Sodium silicate dielectric is a type of insulating material used in electrical systems. It is made up of a combination of sodium silicate and a filler material, such as glass fibers or mica. It is commonly used in vacuum feedthroughs to provide electrical insulation in high voltage applications.

2. How does sodium silicate dielectric work?

Sodium silicate dielectric works by creating a barrier between two conductive materials. When applied between two electrical components, it prevents the flow of electricity between them, acting as an insulator. It also has a high dielectric strength, meaning it can withstand high voltage without breaking down.

3. What are the advantages of using sodium silicate dielectric?

One advantage of using sodium silicate dielectric is its high dielectric strength, which allows it to be used in high voltage applications. It is also non-toxic and non-flammable, making it a safe option for use in electrical systems.
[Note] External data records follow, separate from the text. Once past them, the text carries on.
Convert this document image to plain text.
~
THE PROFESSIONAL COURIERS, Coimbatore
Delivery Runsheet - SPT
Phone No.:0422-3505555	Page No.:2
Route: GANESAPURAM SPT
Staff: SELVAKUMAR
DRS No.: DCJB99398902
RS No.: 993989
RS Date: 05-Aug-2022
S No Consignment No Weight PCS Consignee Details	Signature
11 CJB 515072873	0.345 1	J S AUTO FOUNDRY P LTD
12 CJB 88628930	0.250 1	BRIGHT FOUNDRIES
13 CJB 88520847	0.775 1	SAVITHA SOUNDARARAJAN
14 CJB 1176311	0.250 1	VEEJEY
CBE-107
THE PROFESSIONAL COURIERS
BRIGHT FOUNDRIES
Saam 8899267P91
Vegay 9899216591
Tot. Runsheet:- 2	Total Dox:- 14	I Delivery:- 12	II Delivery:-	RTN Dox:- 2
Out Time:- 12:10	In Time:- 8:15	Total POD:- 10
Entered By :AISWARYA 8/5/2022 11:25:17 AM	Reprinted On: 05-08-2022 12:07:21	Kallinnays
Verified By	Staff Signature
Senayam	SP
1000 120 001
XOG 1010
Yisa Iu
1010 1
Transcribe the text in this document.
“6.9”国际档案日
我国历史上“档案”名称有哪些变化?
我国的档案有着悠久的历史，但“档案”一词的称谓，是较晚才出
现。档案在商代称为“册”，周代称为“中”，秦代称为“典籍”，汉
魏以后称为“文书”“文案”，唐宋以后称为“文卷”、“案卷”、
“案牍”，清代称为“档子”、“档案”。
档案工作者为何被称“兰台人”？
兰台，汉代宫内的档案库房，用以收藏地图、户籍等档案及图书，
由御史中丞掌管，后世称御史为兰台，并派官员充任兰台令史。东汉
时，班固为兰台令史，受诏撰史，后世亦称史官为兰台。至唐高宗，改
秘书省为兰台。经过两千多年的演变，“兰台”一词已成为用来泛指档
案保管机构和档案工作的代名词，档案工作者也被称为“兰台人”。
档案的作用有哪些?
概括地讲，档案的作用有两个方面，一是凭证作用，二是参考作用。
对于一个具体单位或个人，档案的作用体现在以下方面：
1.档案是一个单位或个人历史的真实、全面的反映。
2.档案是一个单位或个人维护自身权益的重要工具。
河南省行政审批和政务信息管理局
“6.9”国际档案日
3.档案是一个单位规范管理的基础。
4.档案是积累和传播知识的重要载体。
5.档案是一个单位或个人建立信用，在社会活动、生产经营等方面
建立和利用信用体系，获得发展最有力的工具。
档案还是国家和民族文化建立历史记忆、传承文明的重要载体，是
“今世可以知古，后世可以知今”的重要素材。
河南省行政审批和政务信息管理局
Additionally, it is relatively inexpensive and easy to apply, making it a cost-effective choice.

4. Are there any limitations to using sodium silicate dielectric?

One limitation of sodium silicate dielectric is that it can be affected by moisture. If exposed to high levels of moisture, it can lose its insulating properties and become conductive. It is also not suitable for use in high-temperature environments, as it can break down at high temperatures.

5. How is sodium silicate dielectric applied in vacuum feedthroughs?

Sodium silicate dielectric is typically applied in vacuum feedthroughs through a process called potting. This involves pouring the liquid sodium silicate mixture into the feedthrough, allowing it to harden and create a solid insulating barrier. It is important to ensure that the feedthrough is completely sealed to prevent any moisture from affecting the dielectric.